Now Bledsoe, at age 33 and being a Parcells' former first pick in the 1993 draft in New England, said during a conference call on Wednesday he can't see himself going somewhere to be a backup. True, but he really means that he doesn't see himself getting paid as a backup just yet. All he needs is two teams interested to insure that.
And, upon further review, the Cowboys aren't the only team in need of a quarterback - starter or backup. Check with Cleveland, Miami, San Francisco, Arizona, Chicago and possibly even Detroit, since head coach Steve Mariucci recently alluded to not being settled at quarterback with Joey Harrington.
Plus, it's not as if this pool of quarterbacks has a deep end - when it comes to guys you wouldn't mind being your starter. My guess is, when teams start sizing up these available quarterbacks, the top 10 will consist of (today) in no particular order: Hasselbeck, Bledsoe, Warner, Holcomb, Testaverde, Garcia, Brad Johnson, Mike McMahon, maybe Jim Miller and what the heck, Carter since at least he's started somewhat recently in the league.
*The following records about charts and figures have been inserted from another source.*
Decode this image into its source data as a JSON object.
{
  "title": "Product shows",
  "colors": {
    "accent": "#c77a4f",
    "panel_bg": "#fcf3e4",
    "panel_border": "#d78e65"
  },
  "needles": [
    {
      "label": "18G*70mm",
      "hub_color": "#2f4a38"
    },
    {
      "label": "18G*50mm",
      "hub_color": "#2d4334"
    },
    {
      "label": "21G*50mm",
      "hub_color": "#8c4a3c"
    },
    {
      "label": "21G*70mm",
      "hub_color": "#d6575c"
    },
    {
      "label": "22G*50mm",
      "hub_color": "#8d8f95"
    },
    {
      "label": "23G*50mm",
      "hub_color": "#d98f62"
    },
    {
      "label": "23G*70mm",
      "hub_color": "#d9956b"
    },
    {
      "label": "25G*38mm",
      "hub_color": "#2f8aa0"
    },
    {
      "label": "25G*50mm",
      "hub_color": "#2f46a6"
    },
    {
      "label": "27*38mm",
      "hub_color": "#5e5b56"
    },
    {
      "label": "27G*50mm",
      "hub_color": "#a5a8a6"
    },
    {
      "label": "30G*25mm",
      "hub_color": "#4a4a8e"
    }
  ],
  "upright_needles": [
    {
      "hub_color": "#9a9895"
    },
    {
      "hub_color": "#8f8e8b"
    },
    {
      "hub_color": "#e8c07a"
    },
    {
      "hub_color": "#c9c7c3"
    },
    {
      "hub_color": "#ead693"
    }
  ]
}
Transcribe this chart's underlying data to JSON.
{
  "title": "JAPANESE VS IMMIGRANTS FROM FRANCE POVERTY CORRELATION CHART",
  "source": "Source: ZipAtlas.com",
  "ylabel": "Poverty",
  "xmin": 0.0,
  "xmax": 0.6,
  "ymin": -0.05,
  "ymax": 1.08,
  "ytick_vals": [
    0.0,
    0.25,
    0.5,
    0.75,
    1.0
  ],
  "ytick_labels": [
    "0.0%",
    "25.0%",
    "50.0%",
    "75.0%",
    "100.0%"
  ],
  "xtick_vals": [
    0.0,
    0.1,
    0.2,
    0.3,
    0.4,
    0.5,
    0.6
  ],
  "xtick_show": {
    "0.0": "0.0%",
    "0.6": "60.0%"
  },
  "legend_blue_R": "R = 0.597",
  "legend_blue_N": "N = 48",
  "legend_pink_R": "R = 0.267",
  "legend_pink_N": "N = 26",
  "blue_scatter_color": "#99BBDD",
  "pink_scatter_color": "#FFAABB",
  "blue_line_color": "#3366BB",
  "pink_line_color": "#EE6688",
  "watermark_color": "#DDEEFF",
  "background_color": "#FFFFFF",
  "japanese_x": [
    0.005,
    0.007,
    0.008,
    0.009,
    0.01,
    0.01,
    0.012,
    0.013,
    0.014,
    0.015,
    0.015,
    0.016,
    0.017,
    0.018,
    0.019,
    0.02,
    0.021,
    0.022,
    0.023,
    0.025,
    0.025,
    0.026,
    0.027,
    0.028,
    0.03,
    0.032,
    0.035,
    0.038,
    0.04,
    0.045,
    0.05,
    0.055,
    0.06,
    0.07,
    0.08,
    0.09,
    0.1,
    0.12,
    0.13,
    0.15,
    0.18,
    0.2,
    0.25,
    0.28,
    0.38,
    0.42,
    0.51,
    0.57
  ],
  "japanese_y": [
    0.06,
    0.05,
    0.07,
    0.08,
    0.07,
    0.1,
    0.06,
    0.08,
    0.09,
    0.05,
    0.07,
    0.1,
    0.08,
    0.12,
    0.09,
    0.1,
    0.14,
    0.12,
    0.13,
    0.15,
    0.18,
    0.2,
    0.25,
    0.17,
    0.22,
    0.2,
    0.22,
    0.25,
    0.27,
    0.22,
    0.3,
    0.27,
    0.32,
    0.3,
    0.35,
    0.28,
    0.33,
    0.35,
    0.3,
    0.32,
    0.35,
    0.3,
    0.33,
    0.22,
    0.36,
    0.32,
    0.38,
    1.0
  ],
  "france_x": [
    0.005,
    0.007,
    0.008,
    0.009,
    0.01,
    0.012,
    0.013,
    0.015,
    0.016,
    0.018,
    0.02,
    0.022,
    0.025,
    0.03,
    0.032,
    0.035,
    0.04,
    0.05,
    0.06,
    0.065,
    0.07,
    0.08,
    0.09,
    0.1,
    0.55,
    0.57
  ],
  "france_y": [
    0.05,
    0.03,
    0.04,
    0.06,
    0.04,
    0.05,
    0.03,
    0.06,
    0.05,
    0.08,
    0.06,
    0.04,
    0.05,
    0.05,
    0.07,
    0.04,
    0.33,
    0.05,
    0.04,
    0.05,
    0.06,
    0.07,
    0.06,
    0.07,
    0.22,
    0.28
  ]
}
After that (see complete list in Mick Shots) . . . . yuk.
The key thing, then, is not to purchase more than you can use - in other words don't pay so much for one of these hand-me-downs that it will paralyze your cap once you find a for-real guy. Or in the Cowboys' case, until Henson - or Romo, for that matter - is ready, if that still is a possibility.
"Not backing off of it in any way," Jones said of his original contention Henson has the potential to someday be the Cowboys' starting quarterback. "We have seen nothing that would indicate he doesn't have that kind of potential."
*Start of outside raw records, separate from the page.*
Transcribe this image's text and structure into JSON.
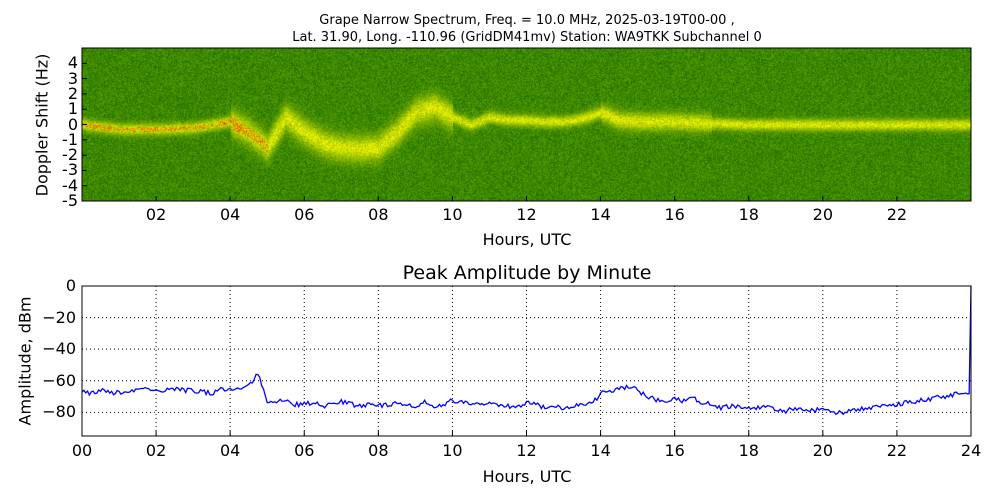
{
  "chart_data": [
    {
      "type": "heatmap",
      "title_line1": "Grape Narrow Spectrum, Freq. = 10.0 MHz, 2025-03-19T00-00 ,",
      "title_line2": "Lat.  31.90, Long. -110.96 (GridDM41mv) Station: WA9TKK Subchannel 0",
      "xlabel": "Hours, UTC",
      "ylabel": "Doppler Shift (Hz)",
      "xlim": [
        0,
        24
      ],
      "ylim": [
        -5,
        5
      ],
      "xticks": [
        2,
        4,
        6,
        8,
        10,
        12,
        14,
        16,
        18,
        20,
        22
      ],
      "xtick_labels": [
        "02",
        "04",
        "06",
        "08",
        "10",
        "12",
        "14",
        "16",
        "18",
        "20",
        "22"
      ],
      "yticks": [
        4,
        3,
        2,
        1,
        0,
        -1,
        -2,
        -3,
        -4,
        -5
      ],
      "ytick_labels": [
        "4",
        "3",
        "2",
        "1",
        "0",
        "-1",
        "-2",
        "-3",
        "-4",
        "-5"
      ],
      "doppler_trace_hours": [
        0,
        1,
        2,
        3,
        4,
        4.5,
        5,
        5.5,
        6,
        6.5,
        7,
        7.5,
        8,
        8.5,
        9,
        9.5,
        10,
        10.5,
        11,
        11.5,
        12,
        12.5,
        13,
        13.5,
        14,
        14.5,
        15,
        16,
        17,
        18,
        19,
        20,
        21,
        22,
        23,
        24
      ],
      "doppler_trace_hz": [
        0,
        -0.3,
        -0.3,
        -0.2,
        0.2,
        -0.5,
        -1.5,
        0.5,
        -0.5,
        -1.2,
        -1.5,
        -1.6,
        -1.5,
        -0.5,
        0.8,
        1.2,
        0.5,
        0,
        0.5,
        0.3,
        0.3,
        0.2,
        0.2,
        0.4,
        0.8,
        0.3,
        0.2,
        0.2,
        0.1,
        0,
        0,
        0,
        0,
        0,
        0,
        0
      ]
    },
    {
      "type": "line",
      "title": "Peak Amplitude by Minute",
      "xlabel": "Hours, UTC",
      "ylabel": "Amplitude, dBm",
      "xlim": [
        0,
        24
      ],
      "ylim": [
        -95,
        0
      ],
      "grid": true,
      "xticks": [
        0,
        2,
        4,
        6,
        8,
        10,
        12,
        14,
        16,
        18,
        20,
        22,
        24
      ],
      "xtick_labels": [
        "00",
        "02",
        "04",
        "06",
        "08",
        "10",
        "12",
        "14",
        "16",
        "18",
        "20",
        "22",
        "24"
      ],
      "yticks": [
        0,
        -20,
        -40,
        -60,
        -80
      ],
      "ytick_labels": [
        "0",
        "−20",
        "−40",
        "−60",
        "−80"
      ],
      "series": [
        {
          "name": "Peak Amplitude",
          "color": "#0000ff",
          "x_step_hours": 0.25,
          "values": [
            -67,
            -68,
            -66,
            -68,
            -67,
            -67,
            -66,
            -64,
            -67,
            -66,
            -65,
            -66,
            -66,
            -67,
            -68,
            -65,
            -65,
            -64,
            -63,
            -56,
            -73,
            -74,
            -72,
            -75,
            -75,
            -74,
            -76,
            -75,
            -73,
            -75,
            -76,
            -75,
            -76,
            -75,
            -74,
            -76,
            -76,
            -73,
            -76,
            -76,
            -72,
            -74,
            -75,
            -74,
            -75,
            -76,
            -76,
            -77,
            -74,
            -75,
            -77,
            -76,
            -77,
            -76,
            -74,
            -75,
            -68,
            -66,
            -65,
            -64,
            -66,
            -70,
            -72,
            -73,
            -72,
            -73,
            -71,
            -74,
            -75,
            -77,
            -76,
            -77,
            -78,
            -77,
            -76,
            -78,
            -79,
            -78,
            -78,
            -79,
            -77,
            -80,
            -80,
            -79,
            -78,
            -77,
            -76,
            -76,
            -75,
            -74,
            -73,
            -72,
            -71,
            -70,
            -69,
            -68,
            0
          ]
        }
      ]
    }
  ]
}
That would be a good thing . . . a real good thing. Because this free-agent quarterback market is overrun with spoiled goods.
Since Bledsoe technically still is property of Buffalo and with such a competitive free-agent market out there, Jones was very hesitant to say anything of substance about the veteran quarterback. But sources were saying back during the Super Bowl week that the Cowboys were anticipating the Bills releasing Bledsoe and already getting their ducks in a row on him.
According to the list of unrestricted free agents released by the NFLPA at the Super Bowl, here are the quarterbacks who should be available (by team), along with now Bledsoe, Garcia and Warner, and minus Brees: Ty Detmer, Shane Matthews, Kordell Stewart, Jeff George, Kelly Holcomb, Vinny Testaverde, Mike McMahon, Doug Pederson, Tony Banks, Sage Rosenfels, Gus Frerotte, Jim Miller, Jesse Palmer, Quincy Carter, Jeff Blake, Charlie Batch, Jamie Martin, Matt Hasselbeck, Brock Huard, Doug Johnson. Oh, and I suppose lame-arm Tim Couch is out there, too.
Now then, say what you want about Testaverde and Bledsoe, but among these aforementioned quarterbacks, and assuming Hasselbeck there come Tuesday, this is sure slim pickings. Who else? Maybe Warner or Holcomb, but that's about it, no?
As for making the switch to a 3-4 defense, Jones said those ideas still are "evolving and we're looking at everything, personnel-wise." . . . And as for having to make decisions on several veteran players with roster bonuses due come March 2, Jones said, "Yes, we do," and when asked if he's had contact with some of their agents already, he said, "Some yes," but wouldn't discuss anyone specifically - namely Dexter Coakley, due a $500,000 roster bonus.